A part of the lamb was to be offered on the Bronze Altar of burnt offering to God and then afterwards some of the blood was to be taken back home and and dabbed on the entranceway of their homes.
In our studies on Leviticus we learned that Passover was to begin on the 14th evening of Nisan.
This ruling is repeated here in Numbers Chapter 9.
“On the fourteenth day of this month, at dusk, you are to observe it — at its designated time. You are to observe it according to all its regulations and rules.”-Numbers 9:3
An interesting Hebrew expression appears here.
We’re told the sacrifice of the Lamb at the Tabernacle should be done at BEIN HA’ARBAYIM.
Literally, this translates into “between the two evenings“.
However, that phrasing is still lacking specifics in terms of the actual timing.
We have to go to the oral law for more detail.

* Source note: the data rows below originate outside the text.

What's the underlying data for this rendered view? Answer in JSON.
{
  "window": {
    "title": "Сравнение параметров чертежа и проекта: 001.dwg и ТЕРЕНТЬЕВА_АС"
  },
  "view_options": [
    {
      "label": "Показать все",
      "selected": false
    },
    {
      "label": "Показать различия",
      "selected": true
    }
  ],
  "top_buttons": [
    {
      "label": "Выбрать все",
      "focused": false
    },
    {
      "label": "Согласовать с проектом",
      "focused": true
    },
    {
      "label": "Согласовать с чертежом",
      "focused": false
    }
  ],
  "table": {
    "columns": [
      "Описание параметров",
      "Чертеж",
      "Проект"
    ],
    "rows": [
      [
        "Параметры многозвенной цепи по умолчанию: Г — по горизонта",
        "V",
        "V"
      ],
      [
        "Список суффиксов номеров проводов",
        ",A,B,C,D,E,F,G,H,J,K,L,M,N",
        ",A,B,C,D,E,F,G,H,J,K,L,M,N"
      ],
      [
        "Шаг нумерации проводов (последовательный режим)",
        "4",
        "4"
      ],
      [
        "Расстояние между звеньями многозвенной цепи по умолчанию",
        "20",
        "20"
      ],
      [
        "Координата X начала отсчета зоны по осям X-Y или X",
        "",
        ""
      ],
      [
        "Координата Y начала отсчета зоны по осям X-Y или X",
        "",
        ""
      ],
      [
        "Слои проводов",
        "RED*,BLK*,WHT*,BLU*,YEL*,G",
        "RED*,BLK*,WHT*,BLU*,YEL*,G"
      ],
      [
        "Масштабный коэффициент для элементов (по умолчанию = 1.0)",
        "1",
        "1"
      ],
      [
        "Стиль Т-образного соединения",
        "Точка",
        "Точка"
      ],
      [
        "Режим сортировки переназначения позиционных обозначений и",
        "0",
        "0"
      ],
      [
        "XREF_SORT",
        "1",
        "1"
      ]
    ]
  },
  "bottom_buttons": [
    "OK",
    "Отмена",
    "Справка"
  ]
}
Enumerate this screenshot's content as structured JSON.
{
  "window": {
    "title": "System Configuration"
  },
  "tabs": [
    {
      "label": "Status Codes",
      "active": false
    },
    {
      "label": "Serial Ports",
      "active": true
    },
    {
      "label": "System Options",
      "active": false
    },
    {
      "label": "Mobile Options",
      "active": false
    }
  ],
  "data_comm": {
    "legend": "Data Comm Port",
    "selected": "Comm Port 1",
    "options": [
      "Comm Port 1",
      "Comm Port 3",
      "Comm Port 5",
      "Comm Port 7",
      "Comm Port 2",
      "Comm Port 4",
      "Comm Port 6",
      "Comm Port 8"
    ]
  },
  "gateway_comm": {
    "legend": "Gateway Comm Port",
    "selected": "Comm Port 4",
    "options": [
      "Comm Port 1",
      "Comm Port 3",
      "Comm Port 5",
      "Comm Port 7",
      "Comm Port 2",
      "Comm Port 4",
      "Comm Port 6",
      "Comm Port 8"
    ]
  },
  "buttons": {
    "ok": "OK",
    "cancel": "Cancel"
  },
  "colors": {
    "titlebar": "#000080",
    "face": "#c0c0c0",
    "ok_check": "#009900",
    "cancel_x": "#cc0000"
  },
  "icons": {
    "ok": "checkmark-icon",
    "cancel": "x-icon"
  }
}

According to the ancient sages, the timing was sometime after sunset until complete darkness.
Eventually this was interpreted to mean from around 3pm to the point of total darkness.
Keep in mind that a Hebrew day starts and finishes in the evening.
The day was considered over when the last sun rays disappeared over the horizon.
Another way to tell if the day had ended was to look up at the sky.
When exactly three stars appeared that signified that the current day had ended.
There is another practical reason why the slaughtering of the lambs commenced at 3pm.
It would obviously have been impossible for the Priests to oversee the slaughtering of thousands of lambs within the few minutes from the sun setting to complete darkness.
Finally, there is another interesting point I want you to notice here.
In Numbers 9, you’ll notice there is zero mention of the Feast of Unleavened Bread here.
We’re only told of Passover.
This is interesting because the Feast of Unleavened Bread or MATZAH begins right after Passover on the 15th of Nisan.
Recall that Passover is a ONE DAY festival which begins on Nisan 14.
And the Feast of Unleavened Bread is a 7-day festival starting on Nisan 15 and lasting for seven days.
We can know with certainty that Israel did not depart from Sinai into the Wilderness until the evening of Nisan 20 because there is no way they would have packed up and left in the middle of the Feast of Unleavened Bread.
The only reason I’m pointing this out is because the fact that the Feast of MATZAH is not mentioned here shows just how intimately connected these two feasts became with each other.
Even today it is normal to refer to both Passover and the Feast of Unleavened Bread as just “Passover” or “PESACH“.
And there are some groups that will refer to both of these feasts as “MATZAH“.
A good majority of Jews today consider Passover to simple be the first day of Matzah, but according to the exact commands of Torah, that is NOT correct.
Finally, understand there was a very important reason why Passover had to be observed BEFORE Israel packed up and left Sinai.
The reason is because it involved the sacrifice of an animal at the Tabernacle beginning at Mount Sinai.
However, since the Feast of MATZAH did not involve any sacrifices, it could be observed anywhere and in fact ritual purity wasn’t even required to observe MATZAH.
There were only two requirements: To clean out one’s living quarters of all leaven and every day over the 7-day period eat MATZAH.